Beaucoup d’encre a coulé sur l’exclusion d’un diplomate indien par le Canada – puis réciproquement – et sur ses conséquences sur les relations canado-indiennes. Mon propos est lié, mais se concentre sur le petit mot qui ne passe pas inaperçu dans le résumé des faits : la personne assassinée en Colombie-Britannique en juin était considérée par l’Inde comme un « terroriste ».

Cet exemple illustre le problème fondamental de ce mot assassin : le mot « terroriste » veut tout dire, donc rien.
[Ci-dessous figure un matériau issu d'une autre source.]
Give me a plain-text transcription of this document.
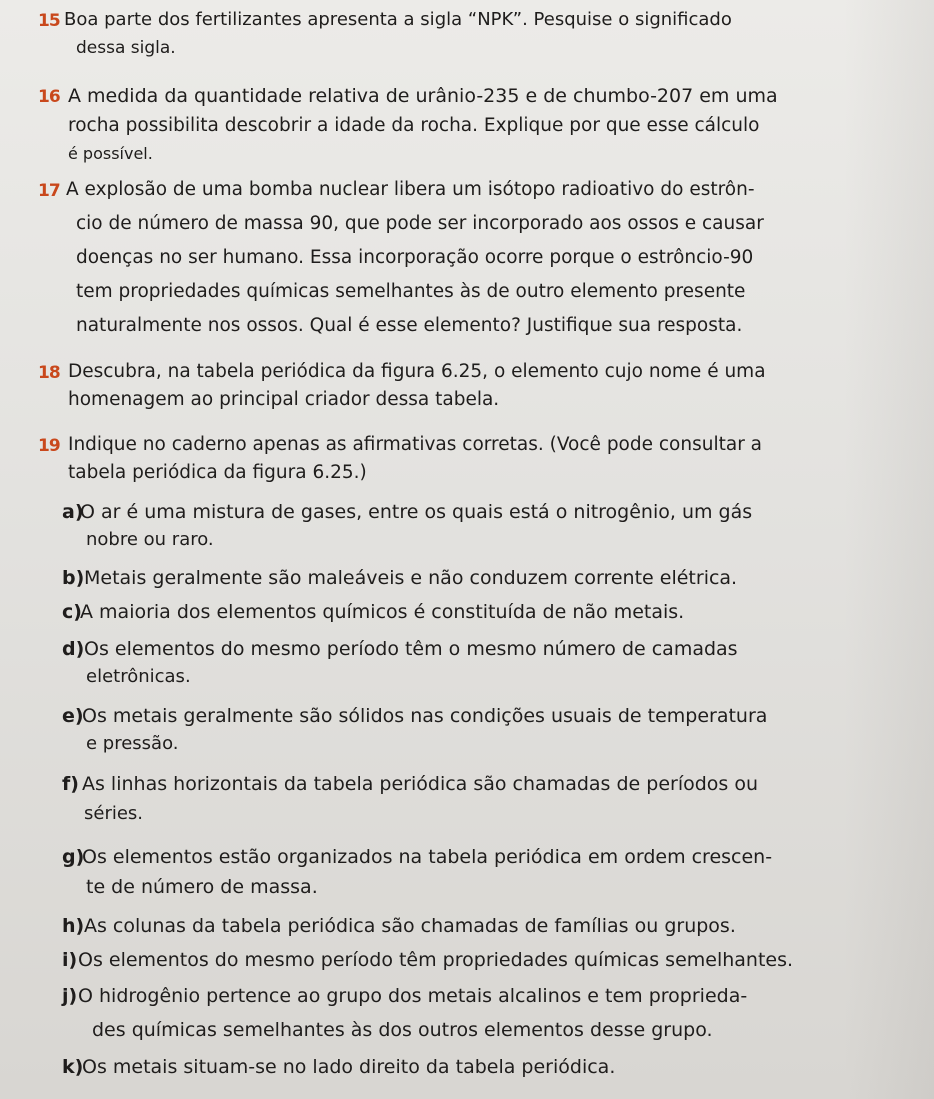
15 Boa parte dos fertilizantes apresenta a sigla “NPK”. Pesquise o significado
dessa sigla.
16 A medida da quantidade relativa de urânio-235 e de chumbo-207 em uma
rocha possibilita descobrir a idade da rocha. Explique por que esse cálculo
é possível.
17 A explosão de uma bomba nuclear libera um isótopo radioativo do estrôn-
cio de número de massa 90, que pode ser incorporado aos ossos e causar
doenças no ser humano. Essa incorporação ocorre porque o estrôncio-90
tem propriedades químicas semelhantes às de outro elemento presente
naturalmente nos ossos. Qual é esse elemento? Justifique sua resposta.
18 Descubra, na tabela periódica da figura 6.25, o elemento cujo nome é uma
homenagem ao principal criador dessa tabela.
19 Indique no caderno apenas as afirmativas corretas. (Você pode consultar a
tabela periódica da figura 6.25.)
a)
O ar é uma mistura de gases, entre os quais está o nitrogênio, um gás
nobre ou raro.
b) Metais geralmente são maleáveis e não conduzem corrente elétrica.
c)
A maioria dos elementos químicos é constituída de não metais.
d) Os elementos do mesmo período têm o mesmo número de camadas
eletrônicas.
e)
Os metais geralmente são sólidos nas condições usuais de temperatura
e pressão.
f) As linhas horizontais da tabela periódica são chamadas de períodos ou
séries.
g)
Os elementos estão organizados na tabela periódica em ordem crescen-
te de número de massa.
h) As colunas da tabela periódica são chamadas de famílias ou grupos.
i) Os elementos do mesmo período têm propriedades químicas semelhantes.
j) O hidrogênio pertence ao grupo dos metais alcalinos e tem proprieda-
des químicas semelhantes às dos outros elementos desse grupo.
k)
Os metais situam-se no lado direito da tabela periódica.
On tend à penser qu’il est réservé aux actes de violence les plus graves ; il est plutôt extrêmement malléable.

Le contexte

Hardeep Singh Nijjar est arrivé au Canada en 1997. Il était, au moment de sa mort, un citoyen canadien. Il était de religion sikhe et un militant pour l’indépendance du Khalistan, un État revendiqué par des sikhs du Penjab. Ceux-ci ont été séparés par la frontière lors de la partition et l’indépendance du Pakistan et de l’Inde en 1947, et sont devenus des groupes religieux minoritaires dans ces deux États, respectivement majoritairement musulman et hindou. Il y a, depuis, des tensions entre l’Inde et sa minorité sikhe, et les militants pour le Khalistan sont associés depuis plusieurs décennies au terme « terrorisme ». Ce mouvement compte encore des appuis, mais il n’est plus très actif en Inde, il l’est davantage dans les diasporas sikhes.

L’Inde l’aurait néanmoins, en particulier depuis l’arrivée au pouvoir de l’administration Modi en 2014, présenté comme une menace sécuritaire et aurait renforcé la répression à l’égard des séparatistes sikhs. Au moins cinq groupes sikhs figurent à la liste indienne de groupes terroristes. L’Inde demande depuis plusieurs années aux pays occidentaux comptant des diasporas sikhes – celle du Canada est la plus importante – que des actions soient prises contre les indépendantistes sikhs, qualifiés d’« extrémistes » ou de « terroristes ».

Il faut savoir que de nombreux États mobilisent le terme « terrorisme » et l’arsenal de lutte internationale contre le terrorisme à l’encontre de minorités nationales, ethniques, religieuses ou politiques.

Il n’est pas rare que des journalistes, des dissidents, des personnalités politiques ou même de simples membres d’une communauté minoritaire soient qualifiés de « terroristes », même en l’absence de lien ou d’implication dans des actes violents. Quand certains individus appartenant à une minorité ou à un mouvement politique s’engagent dans des actes violents, il est fréquent que l’étiquette « terroriste » soit appliquée largement à l’ensemble du groupe, confondant la cause et les moyens. De nombreuses sources dénoncent exactement ce type de répression, menée notamment à travers des accusations pénales bidon, à l’égard de différentes minorités en Inde, y compris les dalits, les musulmans et les sikhs.

Selon ce qu’on en sait, Nijjar aurait été impliqué, au moment de sa mort, dans l’organisation en Inde d’un référendum non officiel pour l’indépendance du Khalistan. L’Inde, de son côté, prétend qu’il était le chef du Khalistan Tiger Force et membre d’autres groupes qualifiés de terroristes. Il figurait également sur la liste de personnes terroristes de l’Inde depuis 2020. Surtout, de multiples accusations criminelles pesaient contre lui en Inde – pour son implication présumée dans de récents actes de violence sur son territoire.

Hardeep Singh Nijjar était-il réellement impliqué dans le soutien, la planification, le financement d’actes de violence en Inde ou est-ce que ces accusations étaient une façon pour l’Inde de délégitimer ou de réduire au silence un militant pacifique, mais dérangeant pour l’administration Modi ? Nous ne le saurons probablement jamais. Ce qu’il faut retenir, c’est que Nijjar a fui l’Inde pour le Canada en 1997 pour sa sécurité et sa liberté. Qu’il ait ou non été impliqué dans des activités violentes, cela ne change rien à la qualification de son meurtre. Si les allégations d’implication de l’Inde dans sa mort sont vraies, c’est très grave. Et pas seulement pour la souveraineté du Canada, comme l’a laissé entendre Justin Trudeau, mais surtout pour le droit à la vie qui est, de toute façon, garanti à toute personne, qu’elle soit ou non, à tort ou à raison, qualifiée de « terroriste ».